Biao Xiang 项飙 is the Director of the Max Planck Institute for Social Anthropology in Germany since 2020, and he was a Professor of Social Anthropology at the University of Oxford before that. Xiang's research focuses on various types of migration – internal and international, unskilled and highly skilled, emigration and return migration, as well as the places and people left behind – in China, India, and other parts of Asia. Xiang is the recipient of the 2008 Anthony Leeds Prize for his book 'Global Bodyshopping' and the 2012 William L. Holland Prize for his article 'Predatory Princes.' His 2000 Chinese book '跨越边界的社区' (published in English as 'Transcending Boundaries' in 2005) was reprinted in 2018 as a contemporary classic. His book ‘把自己作为方法’ ('Self as Method', co-authored with Wu Qi) was ranked the Most Impactful Book of 2020. His work has been translated into Japanese, French, Korean, Spanish, German, and Italian.

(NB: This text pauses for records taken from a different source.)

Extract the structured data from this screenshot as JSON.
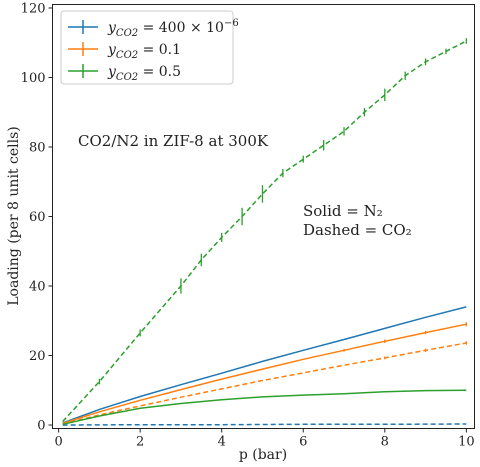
{
  "chart_data": {
    "type": "line",
    "xlabel": "p (bar)",
    "ylabel": "Loading (per 8 unit cells)",
    "xlim": [
      -0.15,
      10.2
    ],
    "ylim": [
      -1,
      121
    ],
    "xticks": [
      0,
      2,
      4,
      6,
      8,
      10
    ],
    "yticks": [
      0,
      20,
      40,
      60,
      80,
      100,
      120
    ],
    "grid": false,
    "legend_position": "top-left",
    "annotations": {
      "title_text": "CO2/N2 in ZIF-8 at 300K",
      "solid_text": "Solid = N₂",
      "dashed_text": "Dashed = CO₂"
    },
    "colors": {
      "blue": "#1f77b4",
      "orange": "#ff7f0e",
      "green": "#2ca02c"
    },
    "series": [
      {
        "name": "y_CO2 = 400 × 10⁻⁶",
        "legend_main": "y",
        "legend_sub": "CO2",
        "legend_rest": " = 400 × 10",
        "legend_sup": "−6",
        "color": "#1f77b4",
        "n2": {
          "x": [
            0.1,
            1,
            2,
            3,
            4,
            5,
            6,
            7,
            8,
            9,
            10
          ],
          "y": [
            0.6,
            4.5,
            8.2,
            11.6,
            14.9,
            18.3,
            21.5,
            24.6,
            27.8,
            31.0,
            34.0
          ],
          "err": [
            0,
            0,
            0,
            0,
            0,
            0,
            0,
            0,
            0,
            0,
            0
          ]
        },
        "co2": {
          "x": [
            0.1,
            2,
            4,
            6,
            8,
            10
          ],
          "y": [
            0.0,
            0.1,
            0.1,
            0.2,
            0.2,
            0.3
          ],
          "err": [
            0,
            0,
            0,
            0,
            0,
            0
          ]
        }
      },
      {
        "name": "y_CO2 = 0.1",
        "legend_main": "y",
        "legend_sub": "CO2",
        "legend_rest": " = 0.1",
        "legend_sup": "",
        "color": "#ff7f0e",
        "n2": {
          "x": [
            0.1,
            1,
            2,
            3,
            4,
            5,
            6,
            7,
            8,
            9,
            10
          ],
          "y": [
            0.5,
            3.8,
            7.1,
            10.2,
            13.2,
            16.1,
            18.9,
            21.5,
            24.1,
            26.6,
            29.0
          ],
          "err": [
            0,
            0,
            0,
            0,
            0,
            0,
            0,
            0.4,
            0.5,
            0.5,
            0.6
          ]
        },
        "co2": {
          "x": [
            0.1,
            1,
            2,
            3,
            4,
            5,
            6,
            7,
            8,
            9,
            10
          ],
          "y": [
            0.3,
            2.9,
            5.5,
            8.0,
            10.4,
            12.8,
            15.0,
            17.2,
            19.3,
            21.5,
            23.6
          ],
          "err": [
            0,
            0,
            0,
            0,
            0,
            0,
            0,
            0,
            0.4,
            0.5,
            0.5
          ]
        }
      },
      {
        "name": "y_CO2 = 0.5",
        "legend_main": "y",
        "legend_sub": "CO2",
        "legend_rest": " = 0.5",
        "legend_sup": "",
        "color": "#2ca02c",
        "n2": {
          "x": [
            0.1,
            1,
            2,
            3,
            4,
            5,
            6,
            7,
            8,
            9,
            10
          ],
          "y": [
            0.2,
            2.6,
            4.8,
            6.2,
            7.3,
            8.1,
            8.6,
            9.0,
            9.6,
            9.9,
            10.0
          ],
          "err": [
            0,
            0,
            0,
            0,
            0,
            0,
            0,
            0,
            0,
            0,
            0
          ]
        },
        "co2": {
          "x": [
            0.1,
            1,
            2,
            3,
            3.5,
            4,
            4.5,
            5,
            5.5,
            6,
            6.5,
            7,
            7.5,
            8,
            8.5,
            9,
            9.5,
            10
          ],
          "y": [
            1.0,
            12.5,
            26.5,
            40.0,
            47.5,
            54.0,
            60.0,
            66.5,
            72.5,
            76.5,
            80.5,
            84.5,
            90.0,
            95.0,
            100.5,
            104.5,
            107.5,
            110.5
          ],
          "err": [
            0,
            0.8,
            1.0,
            2.2,
            1.8,
            1.3,
            2.5,
            2.5,
            1.2,
            1.0,
            1.5,
            1.2,
            1.2,
            1.8,
            1.2,
            1.0,
            0.8,
            0.8
          ]
        }
      }
    ]
  }
}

‘Communities in the Making’ is an ongoing series of events that unites community-led and process-driven approaches to fostering co-existence amongst diverse underrepresented cultures and communities in Manchester. Through artist-led workshops, collaborative screenings, cross-disciplinary exchanges, and roundtable discussions, we actively ponder ways of nurturing agency to lay the groundwork for community building.

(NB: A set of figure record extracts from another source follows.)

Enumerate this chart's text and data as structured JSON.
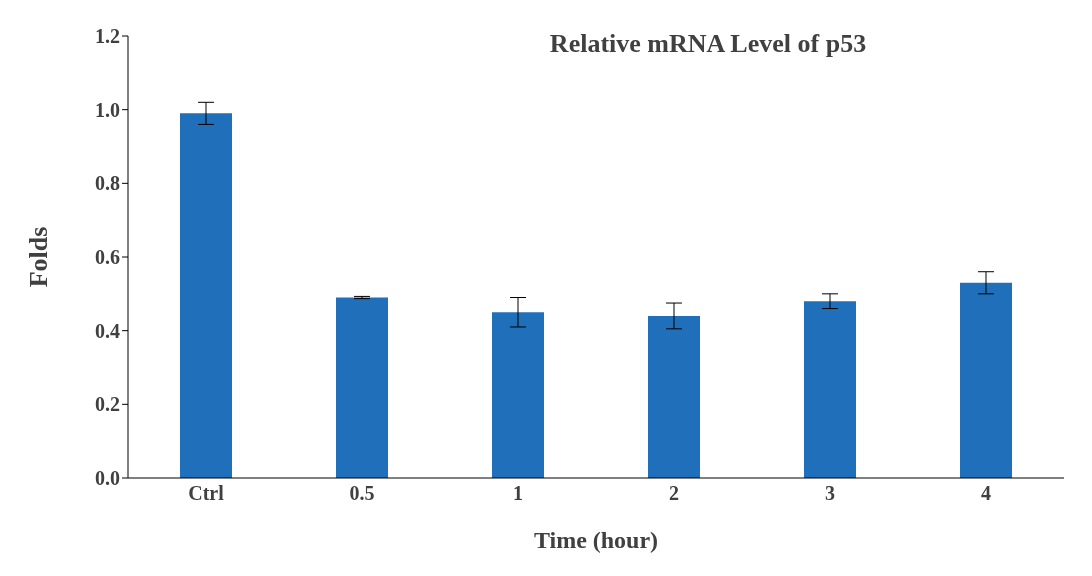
{
  "chart_data": {
    "type": "bar",
    "title": "Relative mRNA Level of p53",
    "xlabel": "Time (hour)",
    "ylabel": "Folds",
    "categories": [
      "Ctrl",
      "0.5",
      "1",
      "2",
      "3",
      "4"
    ],
    "values": [
      0.99,
      0.49,
      0.45,
      0.44,
      0.48,
      0.53
    ],
    "errors": [
      0.03,
      0.003,
      0.04,
      0.035,
      0.02,
      0.03
    ],
    "color": "#1f6fba",
    "ylim": [
      0,
      1.2
    ],
    "yticks": [
      {
        "value": 0,
        "label": "0.0"
      },
      {
        "value": 0.2,
        "label": "0.2"
      },
      {
        "value": 0.4,
        "label": "0.4"
      },
      {
        "value": 0.6,
        "label": "0.6"
      },
      {
        "value": 0.8,
        "label": "0.8"
      },
      {
        "value": 1,
        "label": "1.0"
      },
      {
        "value": 1.2,
        "label": "1.2"
      }
    ],
    "grid": false,
    "legend": false
  }
}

Throughout the course of the programme, members of the public are invited to gather, collaborate, and contemplate with us. We believe in the inherent creativity of every individual and strive to establish meaningful connections that are reflective of our current moment, and meet the needs and aspirations of the community. ‘Communities in the Making’ activates listening, interdependency, and the cultivation of new experiences to celebrate diasporic knowledge, and ground our work in encounters and experimentations.